@LvW: I really appreciate your insisting on precision in analysis of feedback circuits. I completely aggree, that the questioned statement isn't exact.
But using negative feedback in an amplifier with low frequency transistors causes oscillation...........
I however think to know, what is meant here, and I guess, you basically know, too.
The addressed problem, as far as I understand, is phase margin in feedback circuits and available compensation techniques. The above statement and the additional explanations are apparently assuming, that the 2N3055 limited current gain-bandwidth product is directly affecting the amplifier open loop gain, creating a respective pole. If this would be true and there are additional poles affecting the phase margin, reducing the loop gain may be the most obvious means to handle this situation.

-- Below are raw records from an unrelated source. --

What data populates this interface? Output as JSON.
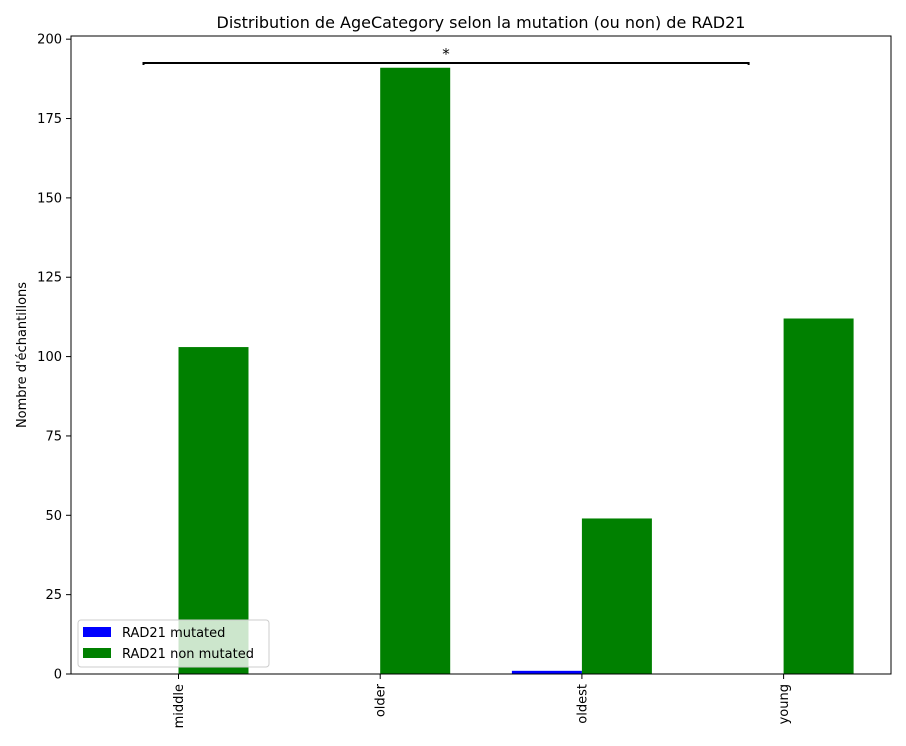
{
  "chart_data": {
    "type": "bar",
    "title": "Distribution de AgeCategory selon la mutation (ou non) de RAD21",
    "xlabel": "",
    "ylabel": "Nombre d'échantillons",
    "categories": [
      "middle",
      "older",
      "oldest",
      "young"
    ],
    "series": [
      {
        "name": "RAD21 mutated",
        "color": "#0000ff",
        "values": [
          0,
          0,
          1,
          0
        ]
      },
      {
        "name": "RAD21 non mutated",
        "color": "#008000",
        "values": [
          103,
          191,
          49,
          112
        ]
      }
    ],
    "ylim": [
      0,
      201
    ],
    "yticks": [
      0,
      25,
      50,
      75,
      100,
      125,
      150,
      175,
      200
    ],
    "grid": false,
    "legend_position": "lower-left",
    "annotation": {
      "text": "*",
      "y": 192.5
    }
  }
}
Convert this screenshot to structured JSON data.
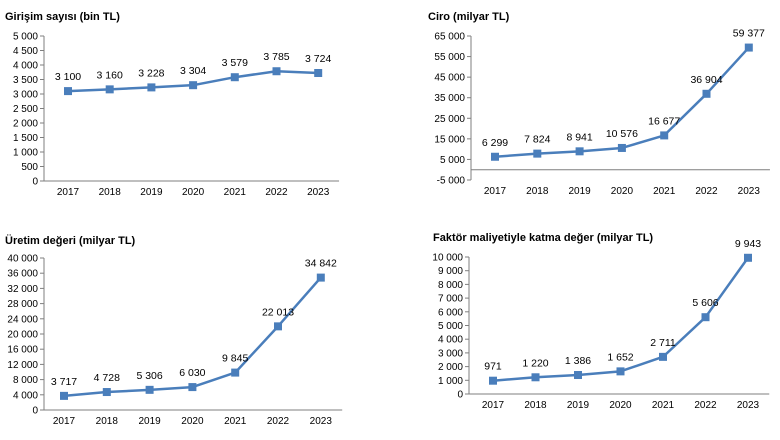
{
  "colors": {
    "line": "#4a7ebb",
    "marker": "#4a7ebb",
    "axis": "#7f7f7f",
    "text": "#000000"
  },
  "chart_data": [
    {
      "type": "line",
      "title": "Girişim sayısı (bin TL)",
      "categories": [
        "2017",
        "2018",
        "2019",
        "2020",
        "2021",
        "2022",
        "2023"
      ],
      "values": [
        3100,
        3160,
        3228,
        3304,
        3579,
        3785,
        3724
      ],
      "value_labels": [
        "3 100",
        "3 160",
        "3 228",
        "3 304",
        "3 579",
        "3 785",
        "3 724"
      ],
      "ylim": [
        0,
        5000
      ],
      "yticks": [
        0,
        500,
        1000,
        1500,
        2000,
        2500,
        3000,
        3500,
        4000,
        4500,
        5000
      ],
      "ytick_labels": [
        "0",
        "500",
        "1 000",
        "1 500",
        "2 000",
        "2 500",
        "3 000",
        "3 500",
        "4 000",
        "4 500",
        "5 000"
      ],
      "grid": false
    },
    {
      "type": "line",
      "title": "Ciro (milyar TL)",
      "categories": [
        "2017",
        "2018",
        "2019",
        "2020",
        "2021",
        "2022",
        "2023"
      ],
      "values": [
        6299,
        7824,
        8941,
        10576,
        16677,
        36904,
        59377
      ],
      "value_labels": [
        "6 299",
        "7 824",
        "8 941",
        "10 576",
        "16 677",
        "36 904",
        "59 377"
      ],
      "ylim": [
        -5000,
        65000
      ],
      "yticks": [
        -5000,
        5000,
        15000,
        25000,
        35000,
        45000,
        55000,
        65000
      ],
      "ytick_labels": [
        "-5 000",
        "5 000",
        "15 000",
        "25 000",
        "35 000",
        "45 000",
        "55 000",
        "65 000"
      ],
      "grid": false
    },
    {
      "type": "line",
      "title": "Üretim değeri (milyar TL)",
      "categories": [
        "2017",
        "2018",
        "2019",
        "2020",
        "2021",
        "2022",
        "2023"
      ],
      "values": [
        3717,
        4728,
        5306,
        6030,
        9845,
        22013,
        34842
      ],
      "value_labels": [
        "3 717",
        "4 728",
        "5 306",
        "6 030",
        "9 845",
        "22 013",
        "34 842"
      ],
      "ylim": [
        0,
        40000
      ],
      "yticks": [
        0,
        4000,
        8000,
        12000,
        16000,
        20000,
        24000,
        28000,
        32000,
        36000,
        40000
      ],
      "ytick_labels": [
        "0",
        "4 000",
        "8 000",
        "12 000",
        "16 000",
        "20 000",
        "24 000",
        "28 000",
        "32 000",
        "36 000",
        "40 000"
      ],
      "grid": false
    },
    {
      "type": "line",
      "title": "Faktör maliyetiyle katma değer (milyar TL)",
      "categories": [
        "2017",
        "2018",
        "2019",
        "2020",
        "2021",
        "2022",
        "2023"
      ],
      "values": [
        971,
        1220,
        1386,
        1652,
        2711,
        5606,
        9943
      ],
      "value_labels": [
        "971",
        "1 220",
        "1 386",
        "1 652",
        "2 711",
        "5 606",
        "9 943"
      ],
      "ylim": [
        0,
        10000
      ],
      "yticks": [
        0,
        1000,
        2000,
        3000,
        4000,
        5000,
        6000,
        7000,
        8000,
        9000,
        10000
      ],
      "ytick_labels": [
        "0",
        "1 000",
        "2 000",
        "3 000",
        "4 000",
        "5 000",
        "6 000",
        "7 000",
        "8 000",
        "9 000",
        "10 000"
      ],
      "grid": false
    }
  ]
}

There are however, several points contradicting these assumptions.
- the limited transistor current gain can be fight by local feedback
- if unavoidable, the output stage pole can be made dominant
- additional poles in amplifier gain can be shifted by pole-splitting
So a general correct statement would be to say,
low frequency transistors are requiring a higher effort in amplifier compensation.
There's also a certain risk of dynamic instability, cause the transistor bandwidth is strongly current dependant. You have to assure, that you don't get sustaining oscillations after overloading the amplifier. Most catastrophic failure cases of audio power amplifiers are likely caused by effects of this kind.